Et la France ? elle réduit son aide au développement

Le bilan de l’OCDE récemment paru indique que notre pays fait parti de ceux qui connaissent le plus fort recul en la matière. Une plate-forme d’ONG a dénoncé que cette aide est passée de 0,47% du revenu national brut à 0,39%. Certaines dépenses n’ont rien à voir avec le développement et continuent à gonfler les chiffres comme les 340 millions d’euros destinés aux territoires d’outre-mer.
Les mauvais choix de cette aide : les prêts alloués à des pays qui ont déjà bien émergé : Chine et Afrique du Sud. Maintient des critères régis par les vieilles amitiés : le Gabon et le Congo Brazzaville sont bien servis, sans certitude que les populations en bénéficient, voire la déclaration de l’ex- secrétaire d’Etat à la Coopération Jean Marie Bockel qui doutait de la légitimité d’octroyer une aide à des pays qui gaspillent leurs ressources naturelles.

Questions

– Jusqu’où les dirigeants africains contiendront-ils la colère de leur population en refusant d’autres choix politiques de développement? Croient-ils que les Africains resteront derrière les vitrines de la télé, Internet, et autres portables à regarder un monde moderne inaccessible ? Non car ils acceptent de moins en moins d’assister à la rapine des richesses que la nature a offert à leur pays.

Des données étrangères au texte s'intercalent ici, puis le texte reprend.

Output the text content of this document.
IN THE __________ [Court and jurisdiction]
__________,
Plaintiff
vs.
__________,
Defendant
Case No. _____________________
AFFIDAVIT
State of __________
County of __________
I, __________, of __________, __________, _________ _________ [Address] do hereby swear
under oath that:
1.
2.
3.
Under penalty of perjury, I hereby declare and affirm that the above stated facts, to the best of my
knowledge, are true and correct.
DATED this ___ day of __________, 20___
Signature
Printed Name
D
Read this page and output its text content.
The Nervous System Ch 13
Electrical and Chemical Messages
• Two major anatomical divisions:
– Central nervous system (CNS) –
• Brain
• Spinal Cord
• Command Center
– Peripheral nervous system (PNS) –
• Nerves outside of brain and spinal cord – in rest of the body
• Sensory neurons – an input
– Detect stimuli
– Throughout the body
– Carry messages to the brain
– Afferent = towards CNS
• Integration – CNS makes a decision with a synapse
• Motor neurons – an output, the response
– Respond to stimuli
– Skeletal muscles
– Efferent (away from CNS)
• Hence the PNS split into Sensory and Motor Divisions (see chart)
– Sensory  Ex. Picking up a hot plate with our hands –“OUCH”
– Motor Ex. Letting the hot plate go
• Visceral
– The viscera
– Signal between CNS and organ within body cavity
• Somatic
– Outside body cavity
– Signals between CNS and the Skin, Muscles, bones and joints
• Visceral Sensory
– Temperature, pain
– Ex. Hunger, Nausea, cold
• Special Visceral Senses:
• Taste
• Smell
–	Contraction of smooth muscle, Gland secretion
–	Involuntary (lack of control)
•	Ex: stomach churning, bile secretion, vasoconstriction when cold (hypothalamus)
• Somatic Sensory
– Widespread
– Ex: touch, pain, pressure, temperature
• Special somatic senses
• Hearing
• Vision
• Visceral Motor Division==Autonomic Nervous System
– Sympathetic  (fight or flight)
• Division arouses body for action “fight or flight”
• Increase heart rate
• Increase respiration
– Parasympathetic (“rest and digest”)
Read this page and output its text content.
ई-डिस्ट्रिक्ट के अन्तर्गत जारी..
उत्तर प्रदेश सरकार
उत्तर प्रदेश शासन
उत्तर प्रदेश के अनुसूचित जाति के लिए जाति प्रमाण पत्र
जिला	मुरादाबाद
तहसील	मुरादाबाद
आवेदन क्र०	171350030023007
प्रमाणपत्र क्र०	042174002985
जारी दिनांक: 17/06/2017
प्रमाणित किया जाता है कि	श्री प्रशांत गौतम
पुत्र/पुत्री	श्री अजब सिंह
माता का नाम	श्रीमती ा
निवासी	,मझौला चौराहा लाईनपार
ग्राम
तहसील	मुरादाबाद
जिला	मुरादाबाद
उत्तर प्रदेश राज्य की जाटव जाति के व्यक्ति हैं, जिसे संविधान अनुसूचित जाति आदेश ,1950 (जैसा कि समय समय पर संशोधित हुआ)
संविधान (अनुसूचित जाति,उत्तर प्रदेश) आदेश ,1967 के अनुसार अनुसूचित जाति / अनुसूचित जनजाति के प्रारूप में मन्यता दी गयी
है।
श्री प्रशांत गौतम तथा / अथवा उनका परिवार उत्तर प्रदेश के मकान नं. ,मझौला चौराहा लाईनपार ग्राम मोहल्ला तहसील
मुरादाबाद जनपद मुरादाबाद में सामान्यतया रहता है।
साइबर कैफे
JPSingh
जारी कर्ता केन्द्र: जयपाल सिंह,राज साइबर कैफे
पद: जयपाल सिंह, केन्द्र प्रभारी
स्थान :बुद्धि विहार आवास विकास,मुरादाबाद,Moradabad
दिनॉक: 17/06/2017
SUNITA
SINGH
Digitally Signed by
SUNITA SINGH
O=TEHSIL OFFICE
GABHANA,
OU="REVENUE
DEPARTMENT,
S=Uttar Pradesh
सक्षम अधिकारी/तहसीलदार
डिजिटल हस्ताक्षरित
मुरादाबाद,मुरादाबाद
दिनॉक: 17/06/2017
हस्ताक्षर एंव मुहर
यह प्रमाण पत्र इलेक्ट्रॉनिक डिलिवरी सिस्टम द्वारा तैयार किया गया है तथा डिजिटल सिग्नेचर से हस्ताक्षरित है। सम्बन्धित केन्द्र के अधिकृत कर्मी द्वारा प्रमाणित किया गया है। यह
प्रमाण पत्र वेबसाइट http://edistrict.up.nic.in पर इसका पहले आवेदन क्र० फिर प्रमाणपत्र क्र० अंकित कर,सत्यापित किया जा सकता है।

Tel est l’enjeu d’aujourd’hui sur le continent : revoir les termes de l’échanges et assurer un développent réellement africain où les besoins sociaux et économiques seront en interaction.

Et si la baisse du pouvoir d’achat en France trouvait son origine au même endroit que la misère en Afrique ? Il y a peut-être là des luttes à conjuguer ensemble.